Another place where it is possible to observe an 80/20 rule is in the context of product rankings. Sally’s POS device contains not only information about billing, but about products. Namely, it is possible to know for each of the products in Sally’s shop how much has been sold over a period of time and at which price, making it possible to know how much has each individual product grossed.

Imagine we take all products available at Sally’s shop over a 90-day period, compute how much did each product gross and sort all products from top-selling to bottom-selling. Such a ranking would look like this:

Here, each dot represents a single product: the higher the dot is placed, the more it grosses. Typically there are a select few products which clearly outperform the rest, and a long tail where the vast majority of products, which sell little, are to be found.

In this context, the 80/20 principle states that 80% of the shop’s income is obtained by the top-selling 20% of products.

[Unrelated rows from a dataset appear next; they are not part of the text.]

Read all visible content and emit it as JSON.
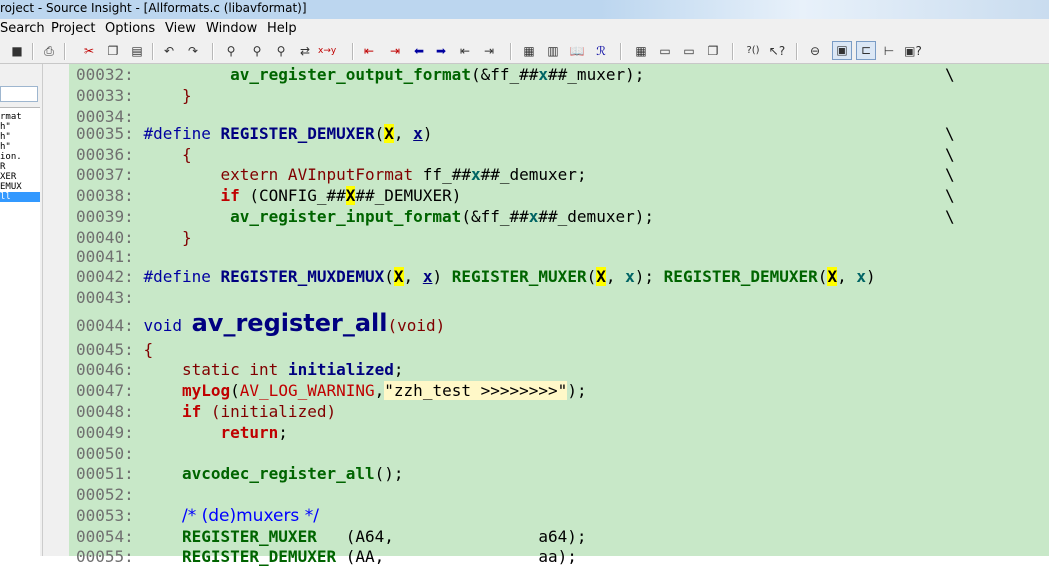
{
  "window": {
    "title": "roject - Source Insight - [Allformats.c (libavformat)]"
  },
  "menu": [
    "Search",
    "Project",
    "Options",
    "View",
    "Window",
    "Help"
  ],
  "toolbar_icons": [
    "save-icon",
    "print-icon",
    "cut-icon",
    "copy-icon",
    "paste-icon",
    "undo-icon",
    "redo-icon",
    "search-icon",
    "search-backward-icon",
    "search-forward-icon",
    "replace-icon",
    "bookmark-prev-icon",
    "bookmark-next-icon",
    "back-icon",
    "forward-icon",
    "jump-icon",
    "jump-def-icon",
    "browse-project-icon",
    "browse-file-icon",
    "lookup-icon",
    "reference-icon",
    "layout-icon",
    "window-icon",
    "panel-icon",
    "tile-icon",
    "symbol-info-icon",
    "context-help-icon",
    "toggle-icon",
    "context-window-icon",
    "relation-window-icon",
    "outline-icon",
    "help-book-icon"
  ],
  "sidebar": {
    "rows": [
      "rmat",
      "h\"",
      "h\"",
      "h\"",
      "ion.",
      "R",
      "XER",
      "EMUX",
      "ll"
    ],
    "selected_index": 8
  },
  "code": {
    "l32": {
      "ln": "00032:",
      "fn": "av_register_output_format",
      "a": "(&ff_##",
      "x": "x",
      "b": "##_muxer);",
      "bs": "\\"
    },
    "l33": {
      "ln": "00033:",
      "t": "}"
    },
    "l34": {
      "ln": "00034:"
    },
    "l35": {
      "ln": "00035:",
      "d": "#define ",
      "m": "REGISTER_DEMUXER",
      "p1": "(",
      "X": "X",
      "p2": ", ",
      "x": "x",
      "p3": ")",
      "bs": "\\"
    },
    "l36": {
      "ln": "00036:",
      "t": "{",
      "bs": "\\"
    },
    "l37": {
      "ln": "00037:",
      "e": "extern AVInputFormat ",
      "a": "ff_##",
      "x": "x",
      "b": "##_demuxer;",
      "bs": "\\"
    },
    "l38": {
      "ln": "00038:",
      "k": "if",
      "a": " (CONFIG_##",
      "X": "X",
      "b": "##_DEMUXER)",
      "bs": "\\"
    },
    "l39": {
      "ln": "00039:",
      "fn": "av_register_input_format",
      "a": "(&ff_##",
      "x": "x",
      "b": "##_demuxer);",
      "bs": "\\"
    },
    "l40": {
      "ln": "00040:",
      "t": "}"
    },
    "l41": {
      "ln": "00041:"
    },
    "l42": {
      "ln": "00042:",
      "d": "#define ",
      "m": "REGISTER_MUXDEMUX",
      "p1": "(",
      "X": "X",
      "p2": ", ",
      "x": "x",
      "p3": ") ",
      "m2": "REGISTER_MUXER",
      "q1": "(",
      "X2": "X",
      "q2": ", ",
      "x2": "x",
      "q3": "); ",
      "m3": "REGISTER_DEMUXER",
      "r1": "(",
      "X3": "X",
      "r2": ", ",
      "x3": "x",
      "r3": ")"
    },
    "l43": {
      "ln": "00043:"
    },
    "l44": {
      "ln": "00044:",
      "v": "void ",
      "fn": "av_register_all",
      "a": "(void)"
    },
    "l45": {
      "ln": "00045:",
      "t": "{"
    },
    "l46": {
      "ln": "00046:",
      "s": "static int ",
      "id": "initialized",
      "e": ";"
    },
    "l47": {
      "ln": "00047:",
      "fn": "myLog",
      "a": "(",
      "c": "AV_LOG_WARNING",
      "b": ",",
      "str": "\"zzh_test >>>>>>>>\"",
      "e": ");"
    },
    "l48": {
      "ln": "00048:",
      "k": "if",
      "a": " (initialized)"
    },
    "l49": {
      "ln": "00049:",
      "k": "return",
      "e": ";"
    },
    "l50": {
      "ln": "00050:"
    },
    "l51": {
      "ln": "00051:",
      "fn": "avcodec_register_all",
      "e": "();"
    },
    "l52": {
      "ln": "00052:"
    },
    "l53": {
      "ln": "00053:",
      "cmt": "/* (de)muxers */"
    },
    "l54": {
      "ln": "00054:",
      "fn": "REGISTER_MUXER",
      "a": "   (A64,               a64);"
    },
    "l55": {
      "ln": "00055:",
      "fn": "REGISTER_DEMUXER",
      "a": " (AA,                aa);"
    }
  },
  "colors": {
    "editor_bg": "#c8e8c8",
    "highlight": "#ffff00",
    "selection": "#3399ff"
  }
}
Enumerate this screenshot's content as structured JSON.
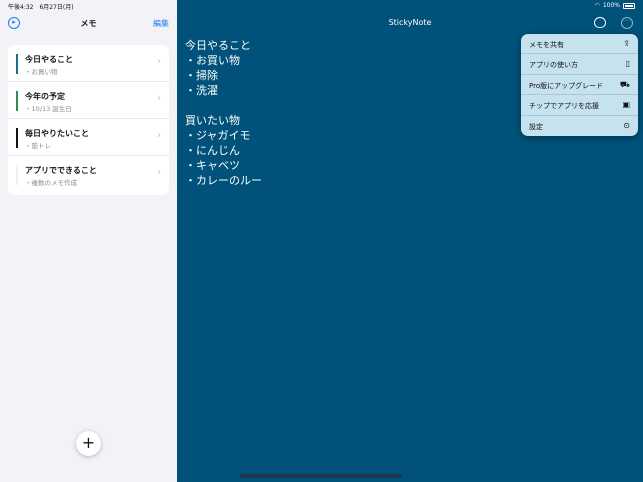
{
  "status": {
    "time_date": "午後4:32　6月27日(月)",
    "battery": "100%"
  },
  "sidebar": {
    "title": "メモ",
    "edit_label": "編集",
    "memos": [
      {
        "title": "今日やること",
        "subtitle": "・お買い物",
        "color": "#1e6b8c"
      },
      {
        "title": "今年の予定",
        "subtitle": "・10/13 誕生日",
        "color": "#2e8b57"
      },
      {
        "title": "毎日やりたいこと",
        "subtitle": "・筋トレ",
        "color": "#111111"
      },
      {
        "title": "アプリでできること",
        "subtitle": "・複数のメモ作成",
        "color": "#ffffff"
      }
    ],
    "add_label": "+"
  },
  "main": {
    "title": "StickyNote",
    "background": "#00527a",
    "body": "今日やること\n・お買い物\n・掃除\n・洗濯\n\n買いたい物\n・ジャガイモ\n・にんじん\n・キャベツ\n・カレーのルー"
  },
  "menu": {
    "items": [
      {
        "label": "メモを共有",
        "icon": "share-icon"
      },
      {
        "label": "アプリの使い方",
        "icon": "phone-icon"
      },
      {
        "label": "Pro版にアップグレード",
        "icon": "cart-icon"
      },
      {
        "label": "チップでアプリを応援",
        "icon": "gift-icon"
      },
      {
        "label": "設定",
        "icon": "settings-icon"
      }
    ]
  }
}
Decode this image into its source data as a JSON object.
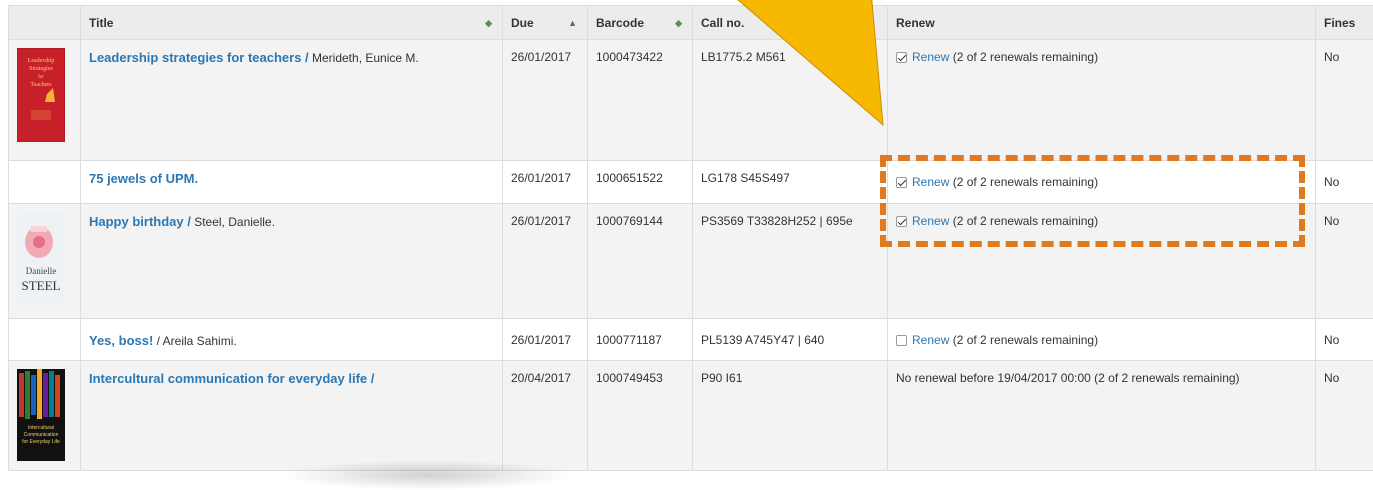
{
  "columns": {
    "title": "Title",
    "due": "Due",
    "barcode": "Barcode",
    "callno": "Call no.",
    "renew": "Renew",
    "fines": "Fines"
  },
  "renew_link": "Renew",
  "rows": [
    {
      "title": "Leadership strategies for teachers /",
      "author": "Merideth, Eunice M.",
      "due": "26/01/2017",
      "barcode": "1000473422",
      "callno": "LB1775.2 M561",
      "renew_note": "(2 of 2 renewals remaining)",
      "checked": true,
      "fines": "No",
      "cover_text": [
        "Leadership",
        "Strategies",
        "for",
        "Teachers"
      ]
    },
    {
      "title": "75 jewels of UPM.",
      "author": "",
      "due": "26/01/2017",
      "barcode": "1000651522",
      "callno": "LG178 S45S497",
      "renew_note": "(2 of 2 renewals remaining)",
      "checked": true,
      "fines": "No"
    },
    {
      "title": "Happy birthday /",
      "author": "Steel, Danielle.",
      "due": "26/01/2017",
      "barcode": "1000769144",
      "callno": "PS3569 T33828H252 | 695e",
      "renew_note": "(2 of 2 renewals remaining)",
      "checked": true,
      "fines": "No",
      "cover_text": [
        "Danielle",
        "STEEL"
      ]
    },
    {
      "title": "Yes, boss!",
      "author": "Areila Sahimi.",
      "due": "26/01/2017",
      "barcode": "1000771187",
      "callno": "PL5139 A745Y47 | 640",
      "renew_note": "(2 of 2 renewals remaining)",
      "checked": false,
      "fines": "No"
    },
    {
      "title": "Intercultural communication for everyday life /",
      "author": "",
      "due": "20/04/2017",
      "barcode": "1000749453",
      "callno": "P90 I61",
      "renew_text": "No renewal before 19/04/2017 00:00 (2 of 2 renewals remaining)",
      "fines": "No",
      "cover_text": [
        "Intercultural",
        "Communication",
        "for Everyday Life"
      ]
    }
  ],
  "colors": {
    "link": "#2a78b5",
    "header_bg": "#ececec",
    "callout": "#f6b800",
    "dash": "#e07a1f"
  }
}
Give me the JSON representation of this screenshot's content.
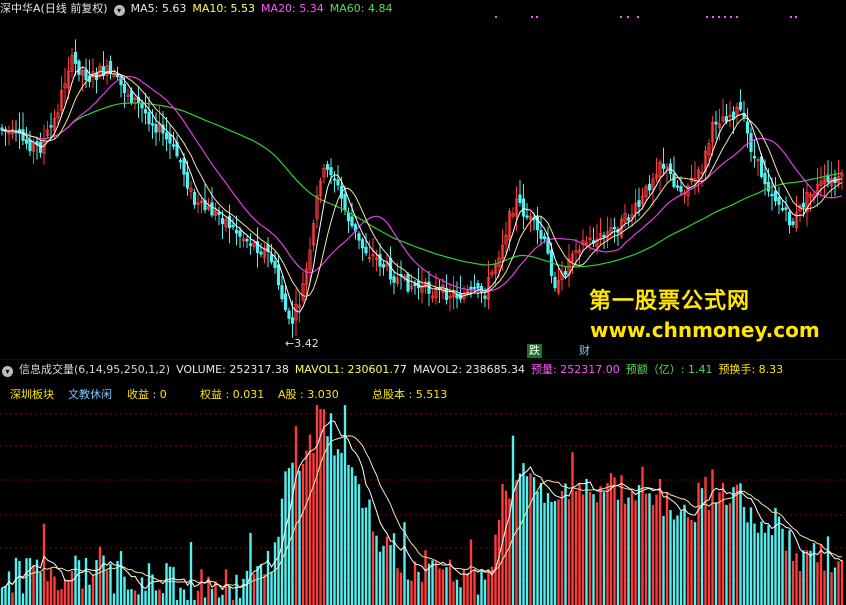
{
  "chart_header": {
    "stock_title": "深中华A(日线 前复权)",
    "ma5_label": "MA5: 5.63",
    "ma10_label": "MA10: 5.53",
    "ma20_label": "MA20: 5.34",
    "ma60_label": "MA60: 4.84"
  },
  "colors": {
    "up": "#ff3b3b",
    "down": "#54f0f0",
    "ma5": "#ffffff",
    "ma10": "#f2e6a6",
    "ma20": "#e040e0",
    "ma60": "#33cc33",
    "ma5_label": "#e8e8e8",
    "ma10_label": "#ffff60",
    "ma20_label": "#ff55ff",
    "ma60_label": "#55dd55",
    "yellow": "#ffe600",
    "mavol2_label": "#e8e8e8",
    "yuliang": "#ff55ff",
    "yue": "#55dd55",
    "huanshou": "#ffe600"
  },
  "price_chart": {
    "min_price_label": "3.42",
    "watermark_line1": "第一股票公式网",
    "watermark_line2": "www.chnmoney.com",
    "tag_die": "跌",
    "tag_cai": "财"
  },
  "volume_header": {
    "indicator": "信息成交量(6,14,95,250,1,2)",
    "volume": "VOLUME: 252317.38",
    "mavol1": "MAVOL1: 230601.77",
    "mavol2": "MAVOL2: 238685.34",
    "yuliang": "预量: 252317.00",
    "yue": "预额（亿）: 1.41",
    "huanshou": "预换手: 8.33"
  },
  "stock_info": {
    "board": "深圳板块",
    "industry": "文教休闲",
    "shouyi": "收益 : 0",
    "quanyi": "权益 : 0.031",
    "agu": "A股 : 3.030",
    "zongguben": "总股本 : 5.513"
  },
  "icons": {
    "header_toggle": "chevron-icon",
    "volume_toggle": "chevron-icon"
  }
}
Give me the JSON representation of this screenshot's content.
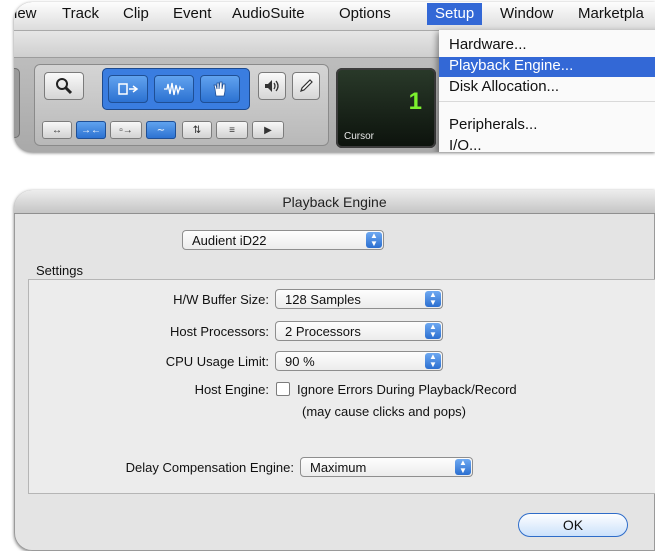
{
  "menubar": {
    "items": [
      "iew",
      "Track",
      "Clip",
      "Event",
      "AudioSuite",
      "Options",
      "Setup",
      "Window",
      "Marketpla"
    ],
    "active_item": "Setup"
  },
  "setup_menu": {
    "items": [
      "Hardware...",
      "Playback Engine...",
      "Disk Allocation...",
      "Peripherals...",
      "I/O..."
    ],
    "highlighted": "Playback Engine..."
  },
  "counter": {
    "value": "1",
    "label": "Cursor"
  },
  "dialog": {
    "title": "Playback Engine",
    "device": "Audient iD22",
    "settings_label": "Settings",
    "hw_buffer_label": "H/W Buffer Size:",
    "hw_buffer_value": "128 Samples",
    "host_processors_label": "Host Processors:",
    "host_processors_value": "2 Processors",
    "cpu_limit_label": "CPU Usage Limit:",
    "cpu_limit_value": "90 %",
    "host_engine_label": "Host Engine:",
    "ignore_errors_label": "Ignore Errors During Playback/Record",
    "ignore_errors_checked": false,
    "ignore_errors_note": "(may cause clicks and pops)",
    "delay_comp_label": "Delay Compensation Engine:",
    "delay_comp_value": "Maximum",
    "ok_label": "OK"
  },
  "colors": {
    "menu_highlight": "#3368d6",
    "counter_text": "#7cf12e",
    "popup_arrow": "#2c6fd0"
  }
}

One of the first things that we can conclude after learning that Sally’s tickets follow a power-law distribution is that the average ticket is not such a good descriptor of what the billing for a typical purchase at her shop is. The point at which the graph in figure 2 peaks is known as the *mode* of the distribution. The mode is a more interesting statistical descriptor in this case, as a vast amount of the shop’s tickets concentrate about that value. After looking at the tickets distribution, there is a qualitative difference in the information that Sally can obtain:

- Before: «Sally, your average ticket is 9€».
- After: «Sally, 35% of your tickets have billing between 3€ and 7€».

Knowing how much this bulk of tickets around the distribution mode deviates from the distribution mean is also interesting for the following reason. A ticket distribution where the mode and mean are far away means that Sally makes her revenue by selling more tickets of smaller value. If the mode and mean are close together, the contrary happens: Sally sells less tickets of greater value. Deciding which is preferable could be a matter of business strategy, but in the former case Sally is more protected against an eventual loss of customers.

In order to run the shop, is it vital for Sally to know which of her products perform well and which do not. Knowing that the product ranking follows a long-tail pattern is the baseline on which we can build methods that categorize products according to their relevance in terms of grossing. This kind of categorization is known as ABC analysis. Typically:

**A**products are about the top-selling 20%.**B**products are those with medium impact to the global sales.**C**products are those that have marginal impact on total sales.

Knowing the category for a given product determines the amount of effort and attention that should be put into it.

Since Sally is a user of our BitPhy Dashboard, she has instant, real-time access to the ABC classification of her shop’s products.

The phenomena which we have described has been widely known to take place in the retail sector, and it is in some sense conditioned by the physical nature of a retail shop. Namely, there is a finite amount of space available on which products can be exposed. This limits the total number of products available to be bought at any time.

The rise of e-commerce has provoked a shift in the shape of these product ranking distributions. Since an online shop has no physical limitation on the number of products that can be stored, the overall number of products available is much higher. This leads to rather heavy long tails in product rankings, which decrease at a much slower pace and therefore have a big overall impact. So to say, the trend consists on selling less items of more products.

At BitPhy we have discovered that this is one fundamental difference that tells apart physical retail shops from their online counterparts, and it must be taking into account when designing any kind of algorithm that outputs intelligent shop analytics.

The importance of long-tails for the economics of e-commerce has received lots of attention especially after Chris Anderson wrote about it in Wired. Certainly, this piece and the books that have spanned from it are a good read if you are interested in understanding this key aspect of the economic impact of the rise of e-commerce.

If you are interested in the probability distributions governing the long-tail and 80/20 phenomena described here, the 2006 paper by Clauset, Shalizi & Newman is a great place to start (the relationship of the probability density function in the discrete case to the Riemann-Hurwitz zeta function is particularly appealing to the mathematician in me).

More recently, Alstott, Bullmore & Plenz published a paper that describes the `powerlaw`

python package, available at the PyPI package repository.

Both papers include software implementations of the methods they describe, and in particular they suggest methods and tests to decide how well your data fits a theoretical power-law distribution.

Finally, it should also be noted that the power-law continuous distribution function is commonly available to python users as `scipy.stats.powerlaw`

.